Accessibility to hair products made for Black women is not only a logistical issue but a political one too. Due to this, there is a rightful level of protection around the few brands that individuals feel cater for their needs, such as Mielle. With this in mind, it makes sense that now, given history, the prominence of the few products among a new demographic now triggers concern and frustration among individuals of colour.

After Earle’s video went viral many of her followers took to the app to show them incorrectly using the product, with one stating ‘Alix Earle brought this oil, so I did’ while mixing the Mielle oil in a spray bottle with mostly water. Another posted a video using the oil more as a mask, leaving it in for 30 minutes before rinsing out. Both methods are incorrect. On the Mielle website, the ‘how to use’ section states for scalp treatment customers are to “section hair into four parts exposing scalp. Apply a small amount of oil to the scalp, massage oil in with fingers and comb through to ends of hair. Leave in and style as desired”. 

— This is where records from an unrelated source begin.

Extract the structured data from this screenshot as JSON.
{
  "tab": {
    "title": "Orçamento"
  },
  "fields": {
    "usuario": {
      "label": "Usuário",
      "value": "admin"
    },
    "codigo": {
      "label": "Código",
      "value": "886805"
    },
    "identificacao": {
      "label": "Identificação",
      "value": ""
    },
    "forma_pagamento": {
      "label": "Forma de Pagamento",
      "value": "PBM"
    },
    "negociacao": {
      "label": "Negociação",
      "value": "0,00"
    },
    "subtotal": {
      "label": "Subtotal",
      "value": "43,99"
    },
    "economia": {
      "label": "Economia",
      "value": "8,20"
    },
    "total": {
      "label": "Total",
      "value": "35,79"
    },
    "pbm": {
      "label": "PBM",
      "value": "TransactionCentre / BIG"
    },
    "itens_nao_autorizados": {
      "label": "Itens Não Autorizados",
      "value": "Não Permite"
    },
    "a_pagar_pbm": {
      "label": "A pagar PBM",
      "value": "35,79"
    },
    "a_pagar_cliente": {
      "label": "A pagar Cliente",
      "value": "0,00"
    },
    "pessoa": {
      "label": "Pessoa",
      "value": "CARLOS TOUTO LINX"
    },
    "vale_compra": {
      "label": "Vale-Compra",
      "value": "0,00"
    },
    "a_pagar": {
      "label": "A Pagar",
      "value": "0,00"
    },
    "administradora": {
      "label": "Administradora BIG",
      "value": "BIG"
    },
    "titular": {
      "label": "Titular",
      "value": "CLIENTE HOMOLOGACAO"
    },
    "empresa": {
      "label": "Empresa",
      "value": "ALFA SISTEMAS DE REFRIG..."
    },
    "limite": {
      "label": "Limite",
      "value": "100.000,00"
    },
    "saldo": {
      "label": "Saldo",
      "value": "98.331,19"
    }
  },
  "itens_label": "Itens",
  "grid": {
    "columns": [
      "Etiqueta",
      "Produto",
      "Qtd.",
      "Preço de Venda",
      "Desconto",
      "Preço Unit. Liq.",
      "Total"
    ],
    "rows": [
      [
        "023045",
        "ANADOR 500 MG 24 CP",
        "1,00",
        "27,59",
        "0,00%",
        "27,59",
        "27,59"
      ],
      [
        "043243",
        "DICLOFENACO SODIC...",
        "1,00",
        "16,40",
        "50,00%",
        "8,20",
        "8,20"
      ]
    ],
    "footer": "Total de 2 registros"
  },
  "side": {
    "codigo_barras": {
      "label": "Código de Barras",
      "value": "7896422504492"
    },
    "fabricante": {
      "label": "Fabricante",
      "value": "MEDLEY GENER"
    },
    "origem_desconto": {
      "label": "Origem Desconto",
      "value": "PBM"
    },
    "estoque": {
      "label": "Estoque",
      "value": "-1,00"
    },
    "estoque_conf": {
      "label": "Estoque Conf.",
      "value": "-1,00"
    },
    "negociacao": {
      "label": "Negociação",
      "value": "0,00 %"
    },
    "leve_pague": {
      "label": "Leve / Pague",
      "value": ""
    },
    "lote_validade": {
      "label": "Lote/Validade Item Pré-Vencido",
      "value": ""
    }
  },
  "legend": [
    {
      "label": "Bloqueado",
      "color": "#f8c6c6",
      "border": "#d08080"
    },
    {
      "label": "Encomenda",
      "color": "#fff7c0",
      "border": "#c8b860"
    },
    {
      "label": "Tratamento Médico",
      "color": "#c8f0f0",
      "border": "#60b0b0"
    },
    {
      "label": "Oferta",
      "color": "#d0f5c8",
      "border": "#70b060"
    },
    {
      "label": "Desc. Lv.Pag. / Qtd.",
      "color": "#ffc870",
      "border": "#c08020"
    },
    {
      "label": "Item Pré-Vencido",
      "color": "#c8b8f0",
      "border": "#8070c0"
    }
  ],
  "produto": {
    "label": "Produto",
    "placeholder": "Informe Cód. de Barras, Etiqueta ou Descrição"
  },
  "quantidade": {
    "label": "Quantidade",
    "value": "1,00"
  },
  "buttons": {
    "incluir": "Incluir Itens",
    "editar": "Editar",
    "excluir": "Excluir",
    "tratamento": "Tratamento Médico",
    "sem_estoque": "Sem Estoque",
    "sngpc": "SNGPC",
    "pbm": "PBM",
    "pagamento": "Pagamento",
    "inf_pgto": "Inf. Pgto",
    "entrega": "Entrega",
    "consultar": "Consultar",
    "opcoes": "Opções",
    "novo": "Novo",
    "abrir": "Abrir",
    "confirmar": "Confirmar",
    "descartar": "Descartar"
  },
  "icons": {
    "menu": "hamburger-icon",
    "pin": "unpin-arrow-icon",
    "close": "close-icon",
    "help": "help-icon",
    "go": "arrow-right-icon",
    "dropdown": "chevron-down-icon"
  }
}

While almost all of the reviews for the Mielle oil were positive, some of Earle’s followers posted videos complaining about the product weighing down their hair. Rosemary oil is a dense oil that works differently depending on your hair porosity, which is why it is more prominent among products for more coarse, Afro hair types. It feels unfair to have individuals negatively criticise a product that was not made for them. Parasocial relationships and short-form ‘relatable’ content from influencers has managed to sell the idea that influencers have our best interest at heart. Earle’s video was a sponsored post with an affiliate link and while it is not confirmed whether she received the item as PR or brought it herself, it does not change the impact, both positive and negative, her video caused. 

After the initial backlash, Rodriguez responded to the concerns regarding formula changes stating, “there have been a few comments posted on this topic but I can personally guarantee you that we are not making any ingredient changes. I also wanted to come here first to assure you directly that we have no plans to change the formula for the Rosemary Mint Oil or any of our products”. However, since then it was announced that the American conglomerate company P&G has acquired Mielle. We reached out to Mielle to know whether there was a link between the product going viral and the P&G deal but are yet to hear back. 

In the announcement video, Rodriguez once again assured followers that no formulas will be changed despite the company losing its status as independent and Black-owned. While many are concerned by what the deal means for their favourite products, many are equally celebrating Monique Rodriguez’s success and hoping this time a label created with women of colour at the centre stays that way.